Snarky backhand implication: "your life is impoverished because you can't work out how to find new challenges in things you do often". Nice. And you lecture me on humanity…
I'm probably just the snarky kind
I prefer to be like that upfront, instead of endlessly pretending that my suggestions are nothing but innocent little remarks.
So, when people assume I haven't really thought about things - and talk to me like I'm a bit stupid - I tend to be snarky about it.
My comment stemmed from reading your earlier argument as: "I got the hang of combat, mastered it, therefore it is boring". To which my reply was "if you take that attidude, even the most fun things in life can become boring, because there is always a finitie number of permutations you can do them as". But what the heck, let's keep it as a personal attack on the lack of imagination in my life.
I'm not sure why you think it was a personal attack.
I was just saying that if you can't imagine the combat being more interesting, and you think most things in life is boring in the same way (as you basically suggested) - you must live another kind of life than I'm living.

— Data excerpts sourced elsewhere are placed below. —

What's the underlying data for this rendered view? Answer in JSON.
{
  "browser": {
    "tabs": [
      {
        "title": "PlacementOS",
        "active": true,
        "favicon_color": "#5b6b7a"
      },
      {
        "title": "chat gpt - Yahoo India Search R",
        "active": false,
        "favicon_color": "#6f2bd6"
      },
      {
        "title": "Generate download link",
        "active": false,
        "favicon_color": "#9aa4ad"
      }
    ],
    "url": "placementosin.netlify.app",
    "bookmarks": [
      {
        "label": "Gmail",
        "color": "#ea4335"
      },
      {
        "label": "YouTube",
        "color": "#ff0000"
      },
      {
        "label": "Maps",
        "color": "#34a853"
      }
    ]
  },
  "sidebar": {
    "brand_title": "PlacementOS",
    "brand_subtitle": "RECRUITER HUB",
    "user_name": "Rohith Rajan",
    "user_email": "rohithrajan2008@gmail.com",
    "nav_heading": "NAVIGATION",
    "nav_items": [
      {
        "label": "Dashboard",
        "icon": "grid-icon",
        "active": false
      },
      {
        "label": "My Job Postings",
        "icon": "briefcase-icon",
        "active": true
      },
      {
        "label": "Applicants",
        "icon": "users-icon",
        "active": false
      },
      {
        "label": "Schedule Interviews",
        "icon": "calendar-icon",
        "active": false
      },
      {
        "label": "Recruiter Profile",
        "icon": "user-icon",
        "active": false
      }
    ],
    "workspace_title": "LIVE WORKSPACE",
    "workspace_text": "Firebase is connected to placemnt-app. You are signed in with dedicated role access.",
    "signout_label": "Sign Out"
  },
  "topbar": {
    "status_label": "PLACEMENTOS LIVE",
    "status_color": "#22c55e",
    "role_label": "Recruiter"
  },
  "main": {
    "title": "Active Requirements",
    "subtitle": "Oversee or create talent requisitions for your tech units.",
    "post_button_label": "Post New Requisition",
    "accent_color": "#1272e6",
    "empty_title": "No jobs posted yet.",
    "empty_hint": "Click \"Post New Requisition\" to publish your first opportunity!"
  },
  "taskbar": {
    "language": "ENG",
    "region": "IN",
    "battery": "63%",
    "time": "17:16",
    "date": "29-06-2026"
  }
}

Either that, or you didn't really think about what I was saying.
Did you try doing the Ogre of Ishaal battle without moving? Did you play a rogue without moving to backstab? All enemies have to pass a taunt resist check, if I recall correctly.
I don't remember the battle in question - but my main character was a rogue and I always backstabbed when possible.
I don't remember a single instance of an enemy not being taunted, frankly.
Don't know if you're being serious if you benchmark Dungeon Siege 2 against Dragon Age 1 combat. Dungeon Siege 2, while fun, played itself. You just hit a power now and again and managed your stats.
Well, you were quite active during combat - and the flow of combat was just a lot more entertaining. A lot of enemy variety too.
Perhaps not the best example, but I clearly remember having a ton of fun in Dungeon Siege 2 combat.
If found just the opposite. Every encounter had its own pace, traps, surprises, mix of opponents etc, such that I gave up setting complex tactics (on hard+) and used stamina as I saw best.
My tactics were pretty basic, and yet I don't remember the surprises making much of a difference. As I said, maybe 10-15% of the combat was interesting after having learned the mechanics.
That is breathtaking, I mean, just wow. Please do not lecture me on understanding humanity. There is a lot of nastiness on the codex, but have you done justice to rpgwatch with what you just wrote? My comment about the codex was basically about bashing without much substatiation. Or bashing for a laugh. I posted with the bona fide question of why you put down DA1 so harshly, which surely cannot be seen as a terrible game. It can - and should - be criticized, but not bashed. Unless for fun. Which is also OK and does not detract from one's humanity.
I tire of people suggesting we have to be from the Codex because we don't like everything about Bioware. Let's just say I REALLY tire of that baseless assumption or "suggestion".
Since you suggest that as an option, I have to assume you don't understand how it's very possible to not like Bioware's work and yet not be from the Codex. Otherwise, why do you assume it as the very first thing?
I don't have any interest in doing justice to anything at all - so I can't say I care.
I'm just being me, and I have nothing to do with the Watch - other than the fact that I like being here.
They will always cater to casuals, if a relatively hardcore RPG gets so much negativity on a serious site like this. So what is on the horizon that's better than DA1 - Skyrim, Witcher 2?
I'm not sure the first game gets a lot of negativity. I'm talking about the filler combat, not the entire game.
I think Dragon Age - as a whole - was a great game.
I can't speak about the quality of future games, but I'm certainly more interested in both games you mentioned than I am in anything from Bioware.